Creating a research platform compatible with education settings, rather than making educational platforms compatible with research

Science is dangerous, we have to keep it most carefully chained and muzzled.

Mustapha Mond, The Controller
Aldous Huxley (1932)


In Huxley’s Brave New World, in Orwell’s 1984, in Bradbury’s Fahrenheit 451, and even in Plato’s Allegory of the Cave, stable dystopias have two common features: a lack of freedom to explore, and an ignorance of one’s own imprisonment.  People are kept within a restricted range of movement spanning minimal degrees of freedom, but at the same time they are complacent.  By virtue of the minor flexibilities afforded within their boundaries, people are misled into believing they are free, even when they are restrained.
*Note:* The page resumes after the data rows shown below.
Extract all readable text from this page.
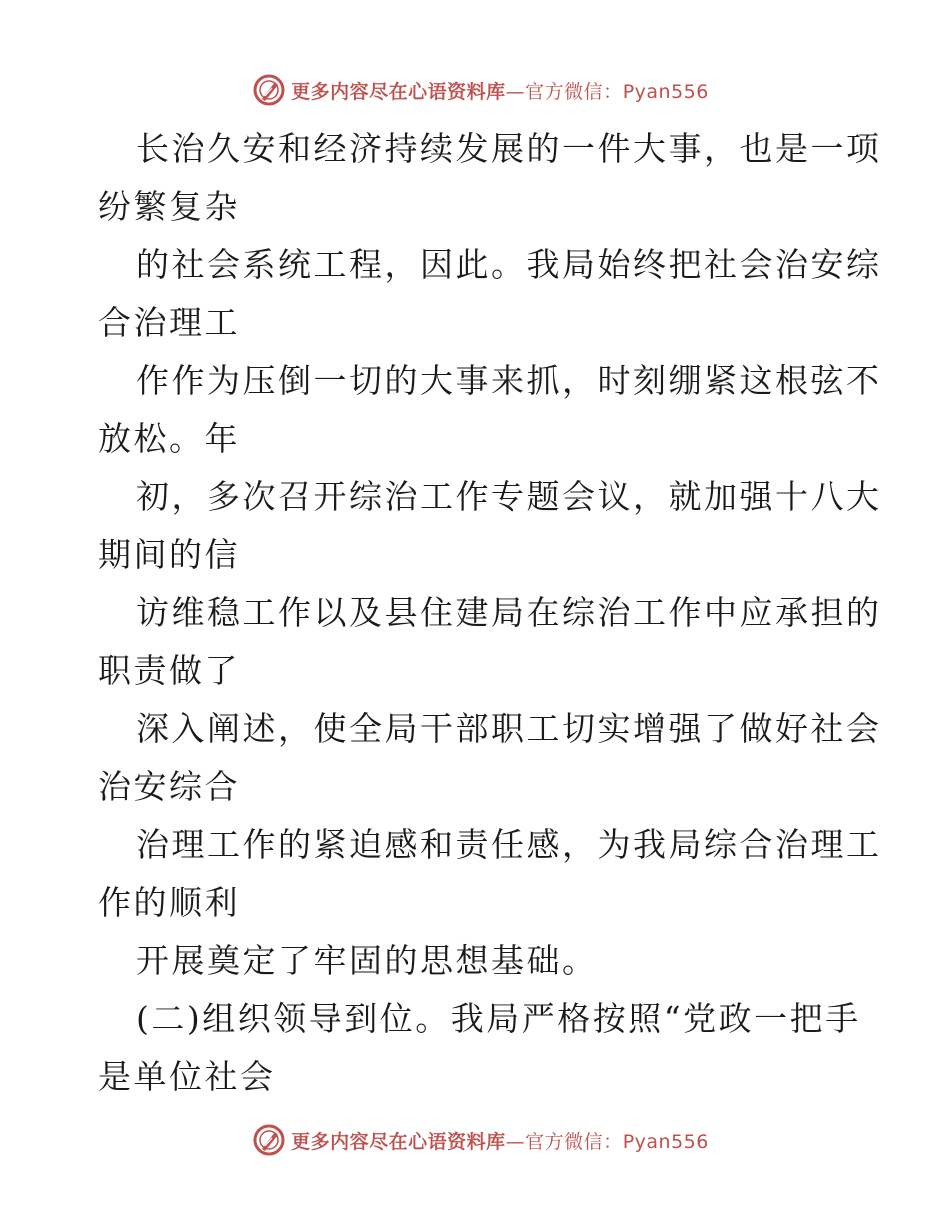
更多内容尽在心语资料库—官方微信：Pyan556
长治久安和经济持续发展的一件大事，也是一项
纷繁复杂
的社会系统工程，因此。我局始终把社会治安综
合治理工
作作为压倒一切的大事来抓，时刻绷紧这根弦不
放松。年
初，多次召开综治工作专题会议，就加强十八大
期间的信
访维稳工作以及县住建局在综治工作中应承担的
职责做了
深入阐述，使全局干部职工切实增强了做好社会
治安综合
治理工作的紧迫感和责任感，为我局综合治理工
作的顺利
开展奠定了牢固的思想基础。
(二)组织领导到位。我局严格按照“党政一把手
是单位社会
更多内容尽在心语资料库—官方微信：Pyan556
Fictional renderings of dystopian societies may seem wildly out there, particularly in the context of learning technologies, but they nevertheless provide a critical lens with which to view our present-day nonfictional world.  For example, this lens has been used to consider whether we are currently living in a technological dystopia (Kolitz, 2020; Morozov, 2012; Winner, 1997).  As with science fiction, a benchmark commonly applied in these considerations is whether technology enables freedom to openly explore and improve, or instead whether it (intentionally or unintentionally) stifles this freedom.  In this regard, an area of emerging relevance is learning technology.
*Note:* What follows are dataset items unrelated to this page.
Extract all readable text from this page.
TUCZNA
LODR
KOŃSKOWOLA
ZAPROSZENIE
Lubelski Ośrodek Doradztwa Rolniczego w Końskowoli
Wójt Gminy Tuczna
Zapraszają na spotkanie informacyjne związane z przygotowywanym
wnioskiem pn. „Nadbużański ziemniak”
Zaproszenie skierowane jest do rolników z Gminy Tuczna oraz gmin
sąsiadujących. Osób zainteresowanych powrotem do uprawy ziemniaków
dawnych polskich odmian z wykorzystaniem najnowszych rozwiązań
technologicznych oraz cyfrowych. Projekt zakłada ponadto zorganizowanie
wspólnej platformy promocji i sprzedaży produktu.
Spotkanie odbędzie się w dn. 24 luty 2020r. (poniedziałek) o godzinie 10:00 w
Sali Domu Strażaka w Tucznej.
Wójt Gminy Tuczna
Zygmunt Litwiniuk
Amidst the current proliferation of online learning technologies, learning scientists are grappling with the challenges of translating science into practice at scale.  The central problem goes something like this: any single learning tool or platform brims with assumptions, designed in a particular way, to enable a particular kind of interaction, for a particular kind of student, to benefit a particular kind of outcome, to be measured in a particular kind of way.  Studies conducted within these platforms are also influenced and constrained by these particularities, and in turn, the idiosyncrasies of a learning platform limit research flexibility and generalizability.  Even if it were possible for any researcher to experimentally manipulate any element within the ASSISTments platform, for example, the resulting inferences would still be specific to the platform, or at best, to intelligent tutoring systems.  Estimates of the effectiveness of intelligent tutoring systems are further limited by the local relevance of the outcome measures under analysis and their implementations within the local learning environment (Kulik & Fletcher, 2016) — variables not manipulable within the tools themselves.  Moreover, if a brilliant inventor stumbled upon a novel instructional system that promised improvements over intelligent tutoring systems, the research community’s reliance on existing platforms as principle tools for conducting experiments would no longer enable progress, this reliance would be a barrier to progress.

No platform developer, or learning technology startup sees themselves as Controller Mond, intentionally stifling science and innovation.  On the contrary, we have gravitated toward the education sector out of an authentic interest in helping people, improving equity, and facilitating social progress.  It is, without a doubt, a good thing that these platforms are developing new degrees of freedom to allow researchers to engineer and explore innovations within them.  But if the only space to innovate is within walled gardens, we will be ever-limited in our ability to understand our potential, and to effect change.

That is why we need Terracotta. We need to make a research platform compatible with education settings, rather than focusing solely on making educational platforms compatible with research.  While platforms and support tools unquestionably should be empowered to conduct rigorous experimental research on what works, they can’t be the only game in town. In turn, the primary goal of Terracotta is to democratize experimental learning research, and thus to advance the generalizability and translatability of research findings.

References


Huxley, A. (1932). Brave New World. Chatto & Windus.

Kolitz, D. (2020, August 24). Are We Already Living in a Tech Dystopia? Gizmodo. https://gizmodo.com/are-we-already-living-in-a-tech-dystopia-1844824718

Kulik, J. A., & Fletcher, J. D. (2016). Effectiveness of Intelligent Tutoring Systems: A Meta-Analytic Review. Review of Educational Research, 86(1), 42–78.

Morozov, E. (2012). The Net Delusion: The Dark Side of Internet Freedom. PublicAffairs.

Winner, L. (1997). Technology Today: Utopia or Dystopia? Social Research, 64(3), 989–1017.